Republican candidates are relying on warnings about rampant crime and unchecked immigration, party strategists say, as a way to energize voters who are otherwise unenthusiastic about turning out in a midterm election. The message is similar in states close to and far from the border, places that rely on immigrants for jobs such as harvesting crops and those where legislatures have cracked down on illegal immigration.
“It’s hard to understand why [Sen.] Heidi Heitkamp, who’s a former attorney general, voted to fund sanctuary cities that ignore the rule of law and put our citizens and law enforcement officers at risk,” Rep. Kevin Cramer (R-N.D.) says in a new advertisement against his Democratic opponent. “I don’t believe that breaking the law deserves a reward of our tax dollars.”
“Again and again, McCaskill sided with liberals protecting sanctuary cities, havens for illegal immigrant criminals,” says a narrator in an advertisement against Sen. Claire McCaskill (D-Mo.), released Tuesday by the Republican-backing Senate Leadership Fund.
Observers say immigration and public safety has become top of mind for Republican voters because it is a theme echoed constantly on Fox News and conservative radio — and one raised by Trump, who warns of the threat of violent gangs like MS-13.
“It’s always pounded in the primaries by every GOP candidate, from the top of the ballot to the bottom,” Noble said.
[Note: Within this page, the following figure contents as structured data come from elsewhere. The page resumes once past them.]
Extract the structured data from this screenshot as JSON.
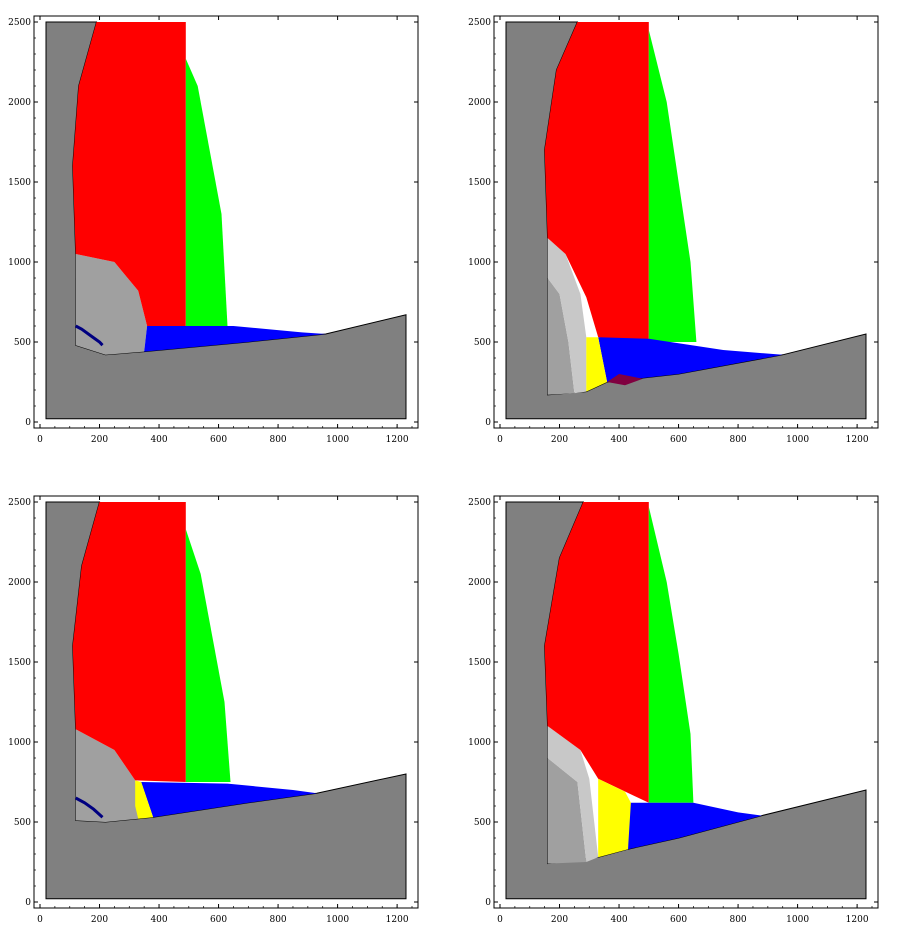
{
  "colors": {
    "rock": "#808080",
    "zone_red": "#ff0000",
    "zone_green": "#00ff00",
    "zone_blue": "#0000ff",
    "zone_yellow": "#ffff00",
    "zone_lightgray": "#a0a0a0",
    "zone_silver": "#c8c8c8",
    "zone_maroon": "#800040",
    "zone_navy": "#000080",
    "zone_teal": "#2080a0",
    "background": "#ffffff",
    "outline": "#000000"
  },
  "chart_data": [
    {
      "type": "heatmap",
      "panel": "top-left",
      "xlim": [
        0,
        1250
      ],
      "ylim": [
        0,
        2500
      ],
      "x_ticks": [
        "0",
        "200",
        "400",
        "600",
        "800",
        "1000",
        "1200"
      ],
      "y_ticks": [
        "0",
        "500",
        "1000",
        "1500",
        "2000",
        "2500"
      ],
      "regions": {
        "red": [
          [
            120,
            2500
          ],
          [
            200,
            2500
          ],
          [
            200,
            2500
          ],
          [
            490,
            2500
          ],
          [
            490,
            600
          ],
          [
            360,
            600
          ],
          [
            330,
            820
          ],
          [
            250,
            1000
          ],
          [
            120,
            1050
          ],
          [
            110,
            1600
          ],
          [
            130,
            2100
          ],
          [
            190,
            2500
          ]
        ],
        "green": [
          [
            490,
            2270
          ],
          [
            530,
            2100
          ],
          [
            570,
            1700
          ],
          [
            610,
            1300
          ],
          [
            630,
            600
          ],
          [
            490,
            600
          ]
        ],
        "blue": [
          [
            360,
            600
          ],
          [
            650,
            600
          ],
          [
            880,
            560
          ],
          [
            960,
            550
          ],
          [
            700,
            500
          ],
          [
            350,
            440
          ]
        ],
        "lightgray": [
          [
            120,
            1050
          ],
          [
            250,
            1000
          ],
          [
            330,
            820
          ],
          [
            360,
            600
          ],
          [
            350,
            440
          ],
          [
            220,
            420
          ],
          [
            120,
            480
          ]
        ],
        "navy": [
          [
            120,
            600
          ],
          [
            140,
            580
          ],
          [
            170,
            540
          ],
          [
            200,
            500
          ],
          [
            210,
            480
          ]
        ],
        "rock_floor": [
          [
            20,
            20
          ],
          [
            1230,
            20
          ],
          [
            1230,
            670
          ],
          [
            960,
            550
          ],
          [
            700,
            500
          ],
          [
            350,
            440
          ],
          [
            220,
            420
          ],
          [
            120,
            480
          ],
          [
            120,
            1050
          ],
          [
            110,
            1600
          ],
          [
            130,
            2100
          ],
          [
            190,
            2500
          ],
          [
            20,
            2500
          ]
        ]
      }
    },
    {
      "type": "heatmap",
      "panel": "top-right",
      "xlim": [
        0,
        1250
      ],
      "ylim": [
        0,
        2500
      ],
      "x_ticks": [
        "0",
        "200",
        "400",
        "600",
        "800",
        "1000",
        "1200"
      ],
      "y_ticks": [
        "0",
        "500",
        "1000",
        "1500",
        "2000",
        "2500"
      ],
      "regions": {
        "red": [
          [
            160,
            1150
          ],
          [
            150,
            1700
          ],
          [
            190,
            2200
          ],
          [
            260,
            2500
          ],
          [
            500,
            2500
          ],
          [
            500,
            500
          ],
          [
            330,
            530
          ],
          [
            290,
            780
          ],
          [
            220,
            1050
          ]
        ],
        "green": [
          [
            500,
            2450
          ],
          [
            560,
            2000
          ],
          [
            600,
            1500
          ],
          [
            640,
            1000
          ],
          [
            660,
            500
          ],
          [
            500,
            500
          ]
        ],
        "blue": [
          [
            330,
            530
          ],
          [
            500,
            520
          ],
          [
            750,
            450
          ],
          [
            950,
            420
          ],
          [
            600,
            300
          ],
          [
            360,
            250
          ]
        ],
        "yellow": [
          [
            290,
            530
          ],
          [
            330,
            530
          ],
          [
            360,
            250
          ],
          [
            290,
            190
          ]
        ],
        "maroon": [
          [
            360,
            250
          ],
          [
            420,
            230
          ],
          [
            480,
            270
          ],
          [
            400,
            300
          ]
        ],
        "silver": [
          [
            160,
            1150
          ],
          [
            220,
            1050
          ],
          [
            270,
            800
          ],
          [
            290,
            530
          ],
          [
            290,
            190
          ],
          [
            250,
            180
          ],
          [
            230,
            500
          ],
          [
            200,
            800
          ],
          [
            160,
            900
          ]
        ],
        "lightgray": [
          [
            160,
            900
          ],
          [
            200,
            800
          ],
          [
            230,
            500
          ],
          [
            250,
            180
          ],
          [
            160,
            170
          ]
        ],
        "rock_floor": [
          [
            20,
            20
          ],
          [
            1230,
            20
          ],
          [
            1230,
            550
          ],
          [
            950,
            420
          ],
          [
            600,
            300
          ],
          [
            360,
            250
          ],
          [
            290,
            190
          ],
          [
            160,
            170
          ],
          [
            160,
            1150
          ],
          [
            150,
            1700
          ],
          [
            190,
            2200
          ],
          [
            260,
            2500
          ],
          [
            20,
            2500
          ]
        ]
      }
    },
    {
      "type": "heatmap",
      "panel": "bottom-left",
      "xlim": [
        0,
        1250
      ],
      "ylim": [
        0,
        2500
      ],
      "x_ticks": [
        "0",
        "200",
        "400",
        "600",
        "800",
        "1000",
        "1200"
      ],
      "y_ticks": [
        "0",
        "500",
        "1000",
        "1500",
        "2000",
        "2500"
      ],
      "regions": {
        "red": [
          [
            120,
            1080
          ],
          [
            110,
            1600
          ],
          [
            140,
            2100
          ],
          [
            200,
            2500
          ],
          [
            490,
            2500
          ],
          [
            490,
            750
          ],
          [
            320,
            760
          ],
          [
            250,
            950
          ]
        ],
        "green": [
          [
            490,
            2330
          ],
          [
            540,
            2050
          ],
          [
            580,
            1650
          ],
          [
            620,
            1250
          ],
          [
            640,
            750
          ],
          [
            490,
            750
          ]
        ],
        "blue": [
          [
            340,
            750
          ],
          [
            630,
            740
          ],
          [
            850,
            700
          ],
          [
            930,
            680
          ],
          [
            700,
            620
          ],
          [
            380,
            530
          ]
        ],
        "yellow": [
          [
            320,
            760
          ],
          [
            340,
            750
          ],
          [
            380,
            530
          ],
          [
            330,
            520
          ],
          [
            320,
            600
          ]
        ],
        "lightgray": [
          [
            120,
            1080
          ],
          [
            250,
            950
          ],
          [
            320,
            760
          ],
          [
            330,
            520
          ],
          [
            220,
            500
          ],
          [
            120,
            510
          ]
        ],
        "navy": [
          [
            120,
            650
          ],
          [
            150,
            620
          ],
          [
            180,
            580
          ],
          [
            210,
            530
          ]
        ],
        "rock_floor": [
          [
            20,
            20
          ],
          [
            1230,
            20
          ],
          [
            1230,
            800
          ],
          [
            930,
            680
          ],
          [
            700,
            620
          ],
          [
            380,
            530
          ],
          [
            330,
            520
          ],
          [
            220,
            500
          ],
          [
            120,
            510
          ],
          [
            120,
            1080
          ],
          [
            110,
            1600
          ],
          [
            140,
            2100
          ],
          [
            200,
            2500
          ],
          [
            20,
            2500
          ]
        ]
      }
    },
    {
      "type": "heatmap",
      "panel": "bottom-right",
      "xlim": [
        0,
        1250
      ],
      "ylim": [
        0,
        2500
      ],
      "x_ticks": [
        "0",
        "200",
        "400",
        "600",
        "800",
        "1000",
        "1200"
      ],
      "y_ticks": [
        "0",
        "500",
        "1000",
        "1500",
        "2000",
        "2500"
      ],
      "regions": {
        "red": [
          [
            160,
            1100
          ],
          [
            150,
            1600
          ],
          [
            200,
            2150
          ],
          [
            280,
            2500
          ],
          [
            500,
            2500
          ],
          [
            500,
            620
          ],
          [
            330,
            770
          ],
          [
            270,
            950
          ]
        ],
        "green": [
          [
            500,
            2470
          ],
          [
            560,
            2000
          ],
          [
            600,
            1550
          ],
          [
            640,
            1050
          ],
          [
            650,
            620
          ],
          [
            500,
            620
          ]
        ],
        "blue": [
          [
            430,
            620
          ],
          [
            650,
            620
          ],
          [
            800,
            560
          ],
          [
            880,
            540
          ],
          [
            600,
            400
          ],
          [
            430,
            330
          ]
        ],
        "yellow": [
          [
            330,
            770
          ],
          [
            420,
            690
          ],
          [
            440,
            620
          ],
          [
            430,
            330
          ],
          [
            330,
            280
          ]
        ],
        "silver": [
          [
            160,
            1100
          ],
          [
            270,
            950
          ],
          [
            300,
            770
          ],
          [
            330,
            280
          ],
          [
            290,
            250
          ],
          [
            260,
            750
          ],
          [
            160,
            900
          ]
        ],
        "lightgray": [
          [
            160,
            900
          ],
          [
            260,
            750
          ],
          [
            290,
            250
          ],
          [
            160,
            240
          ]
        ],
        "rock_floor": [
          [
            20,
            20
          ],
          [
            1230,
            20
          ],
          [
            1230,
            700
          ],
          [
            880,
            540
          ],
          [
            600,
            400
          ],
          [
            430,
            330
          ],
          [
            330,
            280
          ],
          [
            160,
            240
          ],
          [
            160,
            1100
          ],
          [
            150,
            1600
          ],
          [
            200,
            2150
          ],
          [
            280,
            2500
          ],
          [
            20,
            2500
          ]
        ]
      }
    }
  ]
}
Noble’s firm, OH Predictive Insights, released a survey Tuesday that showed 31 percent of Arizona voters said immigration is the most important issue facing the state — the same percentage as those who cited public education, and more than twice as many as the 13 percent who cited health care.
“The reality is the border is an issue, and border security is national security, and it results directly in public safety in Arizona,” Ducey said.